Prison was a horrible experience for well-bred women: the food, confinement, hygiene, abuse and---to hear it from some---the wardrobe. British prisoners were identified (not by stripes as in the U.S.) but by "broad arrows" a triple line stitched or painted on their coarse clothing.


A photo of a prisoner in a cell in Holloway Women's Prison?
---most of the photos of prison garb were made outside jail. 
Jailers knew the value of propaganda photographs. 
Cameras were not permitted inside.


The Broad Arrow became a badge of honor worn by women who'd endured imprisonment.

 Pankhursts and the WSPU 
marching with Broad Arrows on staffs



Artist Sylvia Pankhurst designed a brooch, a literal badge of honor for ex-prisoners, by backing a broad arrow enameled in purple, green and white with a portcullis, the medieval gate that is the traditional symbol of Parliament.


 That symbol became important enough that she featured it on the cover of her history of the movement The Suffragette.



It remains a symbol of the WSPU, here on the historical marker for the London offices.

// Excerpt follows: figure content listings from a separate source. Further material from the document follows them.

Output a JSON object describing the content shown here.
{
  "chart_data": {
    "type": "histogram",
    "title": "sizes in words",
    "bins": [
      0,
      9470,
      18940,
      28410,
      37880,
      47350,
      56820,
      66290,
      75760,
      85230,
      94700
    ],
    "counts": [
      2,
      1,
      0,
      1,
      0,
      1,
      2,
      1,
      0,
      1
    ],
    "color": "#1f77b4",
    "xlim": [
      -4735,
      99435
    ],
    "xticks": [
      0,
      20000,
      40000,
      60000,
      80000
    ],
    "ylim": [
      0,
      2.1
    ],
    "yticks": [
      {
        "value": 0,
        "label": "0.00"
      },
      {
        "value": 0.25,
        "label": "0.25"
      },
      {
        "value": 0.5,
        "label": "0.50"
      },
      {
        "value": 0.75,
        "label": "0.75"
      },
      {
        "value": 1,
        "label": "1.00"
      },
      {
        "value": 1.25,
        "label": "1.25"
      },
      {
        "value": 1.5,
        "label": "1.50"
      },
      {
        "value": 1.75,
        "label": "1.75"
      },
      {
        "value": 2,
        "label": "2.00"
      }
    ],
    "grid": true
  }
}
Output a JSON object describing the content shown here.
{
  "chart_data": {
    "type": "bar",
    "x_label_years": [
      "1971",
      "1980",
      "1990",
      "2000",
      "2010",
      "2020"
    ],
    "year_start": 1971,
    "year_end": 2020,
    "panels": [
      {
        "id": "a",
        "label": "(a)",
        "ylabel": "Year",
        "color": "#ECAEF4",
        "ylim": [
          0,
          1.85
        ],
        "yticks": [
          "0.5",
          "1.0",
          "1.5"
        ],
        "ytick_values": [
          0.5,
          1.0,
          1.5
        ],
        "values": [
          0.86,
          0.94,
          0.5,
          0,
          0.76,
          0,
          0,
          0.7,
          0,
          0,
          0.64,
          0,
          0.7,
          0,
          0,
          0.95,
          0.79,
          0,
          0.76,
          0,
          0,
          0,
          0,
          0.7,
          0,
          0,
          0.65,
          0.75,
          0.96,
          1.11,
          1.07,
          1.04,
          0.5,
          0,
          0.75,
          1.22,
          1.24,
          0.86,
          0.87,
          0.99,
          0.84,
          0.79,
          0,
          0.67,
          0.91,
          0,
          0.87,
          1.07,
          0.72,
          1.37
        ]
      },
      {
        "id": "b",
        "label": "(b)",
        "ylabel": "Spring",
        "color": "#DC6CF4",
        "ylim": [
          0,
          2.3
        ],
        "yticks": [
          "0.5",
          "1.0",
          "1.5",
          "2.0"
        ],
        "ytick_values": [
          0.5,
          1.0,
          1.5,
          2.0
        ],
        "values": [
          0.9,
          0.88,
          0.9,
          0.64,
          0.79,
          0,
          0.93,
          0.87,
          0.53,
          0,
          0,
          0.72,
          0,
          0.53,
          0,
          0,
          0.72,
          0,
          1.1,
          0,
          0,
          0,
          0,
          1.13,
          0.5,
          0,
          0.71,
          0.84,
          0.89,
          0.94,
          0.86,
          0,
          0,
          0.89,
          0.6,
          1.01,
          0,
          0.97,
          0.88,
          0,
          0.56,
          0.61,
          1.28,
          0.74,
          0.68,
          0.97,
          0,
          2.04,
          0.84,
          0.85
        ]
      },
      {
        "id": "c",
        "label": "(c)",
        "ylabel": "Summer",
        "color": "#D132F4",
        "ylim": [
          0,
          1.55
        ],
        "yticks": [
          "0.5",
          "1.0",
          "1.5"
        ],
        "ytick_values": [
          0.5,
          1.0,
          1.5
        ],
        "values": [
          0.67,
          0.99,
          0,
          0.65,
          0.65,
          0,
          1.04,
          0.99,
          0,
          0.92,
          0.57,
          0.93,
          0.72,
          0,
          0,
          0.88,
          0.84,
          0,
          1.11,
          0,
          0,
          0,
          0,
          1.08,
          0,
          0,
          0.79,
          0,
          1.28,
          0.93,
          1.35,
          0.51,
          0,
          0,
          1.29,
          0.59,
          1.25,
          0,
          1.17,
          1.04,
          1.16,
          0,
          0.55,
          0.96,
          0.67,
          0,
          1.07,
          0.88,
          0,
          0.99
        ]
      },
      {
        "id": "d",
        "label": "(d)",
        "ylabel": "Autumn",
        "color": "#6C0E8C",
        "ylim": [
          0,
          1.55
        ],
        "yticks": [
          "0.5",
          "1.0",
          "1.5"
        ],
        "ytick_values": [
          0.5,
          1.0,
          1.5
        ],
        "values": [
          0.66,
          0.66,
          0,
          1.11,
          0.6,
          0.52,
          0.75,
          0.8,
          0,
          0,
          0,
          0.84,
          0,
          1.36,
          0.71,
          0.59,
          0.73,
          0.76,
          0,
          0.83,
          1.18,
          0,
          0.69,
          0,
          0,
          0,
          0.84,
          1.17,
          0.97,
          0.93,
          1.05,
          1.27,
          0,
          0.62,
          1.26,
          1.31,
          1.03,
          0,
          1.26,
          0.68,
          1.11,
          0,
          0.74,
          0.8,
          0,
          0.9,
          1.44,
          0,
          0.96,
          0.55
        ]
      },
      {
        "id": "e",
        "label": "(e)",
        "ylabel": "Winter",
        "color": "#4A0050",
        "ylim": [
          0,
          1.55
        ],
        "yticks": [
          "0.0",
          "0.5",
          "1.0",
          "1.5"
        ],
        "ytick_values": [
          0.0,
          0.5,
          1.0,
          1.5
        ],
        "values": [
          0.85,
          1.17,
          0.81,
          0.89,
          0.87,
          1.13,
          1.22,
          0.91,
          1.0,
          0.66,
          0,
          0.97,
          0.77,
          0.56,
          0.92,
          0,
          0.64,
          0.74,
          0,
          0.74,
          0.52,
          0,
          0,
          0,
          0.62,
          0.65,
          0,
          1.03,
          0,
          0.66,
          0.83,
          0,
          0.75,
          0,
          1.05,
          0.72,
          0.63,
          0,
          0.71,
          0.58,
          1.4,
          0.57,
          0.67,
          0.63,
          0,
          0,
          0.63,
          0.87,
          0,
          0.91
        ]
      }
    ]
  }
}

Broad Arrows by Becky Brown

You can see a similar Broad Arrow in a patchwork design first published in Farm Journal about 1940.

 The magazine showed four blocks together creating a tessellated all-over design.

 BlockBase #1439
shows four blocks rotated.
#1392 Double T is close to the block here, as is #1394 Cactus Flower.
If you want to re-size look at both of those so you get all three patches.





Cutting an 8" Finished Block (12" in Red)
A - Cut 3 squares 3-1/8" (3-3/16" if you use BlockBase's 1/16" inch default). (4-1/2")

B - Cut 2 squares 3-1/2". (4-7/8")

Cut each in half diagonally to make 2 triangles. You need 4 triangles.